What's covered: - Code merges (sync_worktree_to_main) - Workspace registration (register_group) - Periodic agent creation (create_periodic_agent) - Task scheduling (schedule_task, schedule_host_job) - Script-type MCP tool calls (auto-classified — any MCP with type = "script")

What's not covered: Docker-type MCPs (isolated in their own container), URL-type MCPs (remote, no host access), and deploy (just restarts with existing code).

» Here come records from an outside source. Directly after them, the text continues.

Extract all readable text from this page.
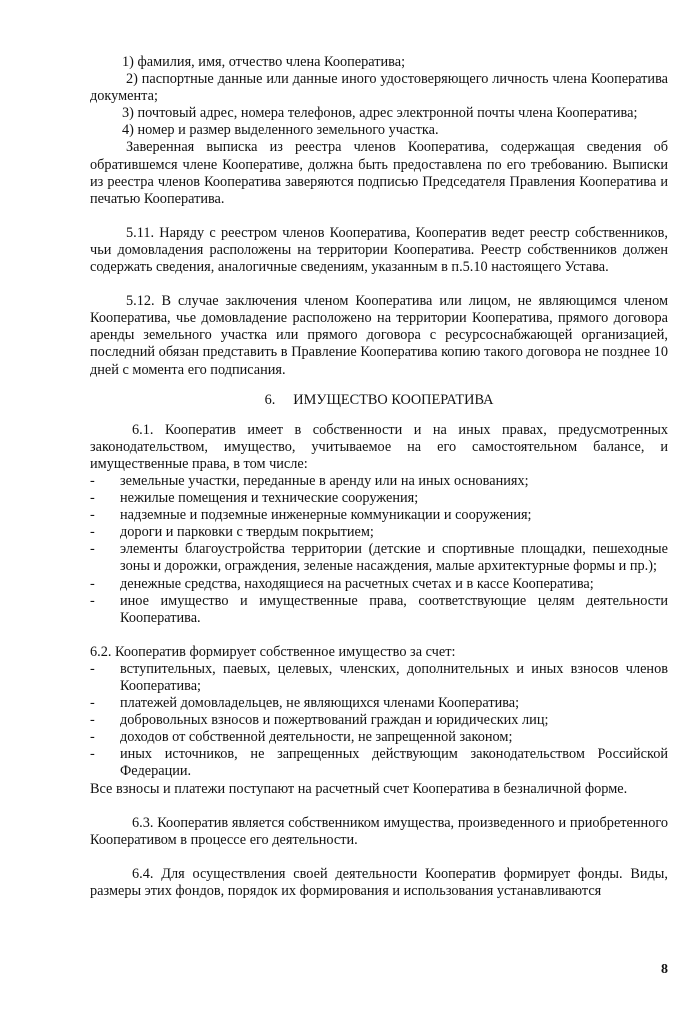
1) фамилия, имя, отчество члена Кооператива;

2) паспортные данные или данные иного удостоверяющего личность члена Кооператива документа;

3) почтовый адрес, номера телефонов, адрес электронной почты члена Кооператива;

4) номер и размер выделенного земельного участка.

Заверенная выписка из реестра членов Кооператива, содержащая сведения об обратившемся члене Кооперативе, должна быть предоставлена по его требованию. Выписки из реестра членов Кооператива заверяются подписью Председателя Правления Кооператива и печатью Кооператива.

5.11. Наряду с реестром членов Кооператива, Кооператив ведет реестр собственников, чьи домовладения расположены на территории Кооператива. Реестр собственников должен содержать сведения, аналогичные сведениям, указанным в п.5.10 настоящего Устава.

5.12. В случае заключения членом Кооператива или лицом, не являющимся членом Кооператива, чье домовладение расположено на территории Кооператива, прямого договора аренды земельного участка или прямого договора с ресурсоснабжающей организацией, последний обязан представить в Правление Кооператива копию такого договора не позднее 10 дней с момента его подписания.

6. ИМУЩЕСТВО КООПЕРАТИВА

6.1. Кооператив имеет в собственности и на иных правах, предусмотренных законодательством, имущество, учитываемое на его самостоятельном балансе, и имущественные права, в том числе:

- земельные участки, переданные в аренду или на иных основаниях;
- нежилые помещения и технические сооружения;
- надземные и подземные инженерные коммуникации и сооружения;
- дороги и парковки с твердым покрытием;
- элементы благоустройства территории (детские и спортивные площадки, пешеходные зоны и дорожки, ограждения, зеленые насаждения, малые архитектурные формы и пр.);
- денежные средства, находящиеся на расчетных счетах и в кассе Кооператива;
- иное имущество и имущественные права, соответствующие целям деятельности Кооператива.

6.2. Кооператив формирует собственное имущество за счет:

- вступительных, паевых, целевых, членских, дополнительных и иных взносов членов Кооператива;
- платежей домовладельцев, не являющихся членами Кооператива;
- добровольных взносов и пожертвований граждан и юридических лиц;
- доходов от собственной деятельности, не запрещенной законом;
- иных источников, не запрещенных действующим законодательством Российской Федерации.

Все взносы и платежи поступают на расчетный счет Кооператива в безналичной форме.

6.3. Кооператив является собственником имущества, произведенного и приобретенного Кооперативом в процессе его деятельности.

6.4. Для осуществления своей деятельности Кооператив формирует фонды. Виды, размеры этих фондов, порядок их формирования и использования устанавливаются

8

No config needed — host-mutating inspection is always on.

Choosing Values¶

For each service:

1. public_source — "Can strangers put content into this service that my agent will read?" Slack messages from external parties: yes. Your personal calendar: no.
2. secret_data — "Would I regret it if this data leaked publicly?" Corporate Slack history: yes. A public-facing calendar: no.
3. public_sink — "Can this service send data to people outside my control?" Email, Slack DMs, web forms: yes. Writing to your own Drive: no.
4. dangerous_writes — "Is a write irreversible or high-impact?" Sending a message: yes. Editing a calendar event: no.

When in doubt, leave a property as true — the default is maximum gating. Loosen later.

Want to customize this? The trust model is built into Pynchy core. For details on how gating decisions are enforced, see Security Architecture.